Since UTF-8 has 128 different 1-byte characters (whose byte values are 0-127), all 2, 3 and 4-byte characters must be composed solely of bytes in the range 128-256. That's a big restriction. However, it allows byte-oriented string functions to work with little or no modification. For instance, C's strstr()
function always works as expected if its inputs are valid UTF-8 strings.
UTF-16
UTF-16 is also a variable-length code; its characters consume either 2 or 4 bytes. 2-byte values in the range 0xD800-0xDFFF are reserved for constructing 4-byte characters, and all 4-byte characters consist of two bytes in the range 0xD800-0xDBFF followed by 2 bytes in the range 0xDC00-0xDFFF. For this reason, Unicode does not assign any characters in the range U+D800-U+DFFF.
UTF-32
UTF-32 is a fixed-length code, with each character being 4 bytes long. While this allows the encoding of 2^32 different characters, only values between 0 and 0x10FFFF are allowed in this scheme.
Capacity comparison:
- UTF-8: 2,097,152 (actually 2,166,912 but due to design details some of them map to the same thing)
- UTF-16: 1,112,064
- UTF-32: 4,294,967,296 (but restricted to the first 1,114,112)
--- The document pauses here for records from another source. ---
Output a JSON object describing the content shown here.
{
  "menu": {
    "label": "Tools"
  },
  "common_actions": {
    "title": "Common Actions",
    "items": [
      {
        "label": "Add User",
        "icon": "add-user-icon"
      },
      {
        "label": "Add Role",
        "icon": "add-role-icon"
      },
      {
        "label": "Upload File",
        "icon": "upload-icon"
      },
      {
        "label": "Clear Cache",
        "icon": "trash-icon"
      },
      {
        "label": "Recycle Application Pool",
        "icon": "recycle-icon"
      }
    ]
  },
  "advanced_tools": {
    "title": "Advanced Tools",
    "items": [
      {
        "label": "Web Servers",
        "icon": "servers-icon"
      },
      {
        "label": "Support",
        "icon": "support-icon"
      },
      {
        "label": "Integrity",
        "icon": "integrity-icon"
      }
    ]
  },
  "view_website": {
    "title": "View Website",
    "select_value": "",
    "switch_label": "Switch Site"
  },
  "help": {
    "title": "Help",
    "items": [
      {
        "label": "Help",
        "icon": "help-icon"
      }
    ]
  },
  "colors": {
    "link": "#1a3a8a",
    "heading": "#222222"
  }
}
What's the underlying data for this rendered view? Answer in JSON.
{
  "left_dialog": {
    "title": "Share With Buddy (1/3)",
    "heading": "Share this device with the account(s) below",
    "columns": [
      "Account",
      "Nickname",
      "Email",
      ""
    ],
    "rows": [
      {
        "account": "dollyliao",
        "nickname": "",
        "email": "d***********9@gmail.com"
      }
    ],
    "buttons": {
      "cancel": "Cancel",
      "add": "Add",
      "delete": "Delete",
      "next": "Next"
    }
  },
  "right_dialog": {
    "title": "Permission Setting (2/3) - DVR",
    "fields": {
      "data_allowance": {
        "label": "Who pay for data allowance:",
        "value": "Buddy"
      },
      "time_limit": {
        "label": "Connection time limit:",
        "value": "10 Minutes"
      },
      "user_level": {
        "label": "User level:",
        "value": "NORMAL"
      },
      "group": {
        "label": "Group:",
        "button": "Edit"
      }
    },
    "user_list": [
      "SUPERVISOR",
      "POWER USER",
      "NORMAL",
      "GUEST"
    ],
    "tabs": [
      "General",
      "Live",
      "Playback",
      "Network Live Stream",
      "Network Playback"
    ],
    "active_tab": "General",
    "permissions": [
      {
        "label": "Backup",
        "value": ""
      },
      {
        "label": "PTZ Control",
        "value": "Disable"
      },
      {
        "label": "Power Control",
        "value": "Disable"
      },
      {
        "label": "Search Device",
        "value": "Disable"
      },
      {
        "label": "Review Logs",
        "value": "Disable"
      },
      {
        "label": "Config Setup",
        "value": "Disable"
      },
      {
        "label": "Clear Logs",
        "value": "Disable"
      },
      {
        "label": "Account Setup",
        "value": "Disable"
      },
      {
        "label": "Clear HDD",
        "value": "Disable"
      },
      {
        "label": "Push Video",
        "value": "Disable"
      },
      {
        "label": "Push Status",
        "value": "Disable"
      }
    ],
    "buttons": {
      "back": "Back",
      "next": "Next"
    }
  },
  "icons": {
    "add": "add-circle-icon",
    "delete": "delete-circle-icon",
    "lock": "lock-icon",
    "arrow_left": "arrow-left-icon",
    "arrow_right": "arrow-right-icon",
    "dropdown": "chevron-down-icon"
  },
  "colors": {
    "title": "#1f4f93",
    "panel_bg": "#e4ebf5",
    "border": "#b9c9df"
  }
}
The most restricted is therefore UTF-16! The formal Unicode definition has limited the Unicode characters to those that can be encoded with UTF-16 (i.e. the range U+0000 to U+10FFFF excluding U+D800 to U+DFFF). UTF-8 and UTF-32 support all of these characters.
The UTF-8 system is in fact "artificially" limited to 4 bytes. It can be extended to 8 bytes without violating the restrictions I outlined earlier, and this would yield a capacity of 2^42. The original UTF-8 specification in fact allowed up to 6 bytes, which gives a capacity of 2^31. But RFC 3629 limited it to 4 bytes, since that is how much is needed to cover all of what UTF-16 does.
There are other (mainly historical) Unicode encoding schemes, notably UCS-2 (which is only capable of encoding U+0000 to U+FFFF).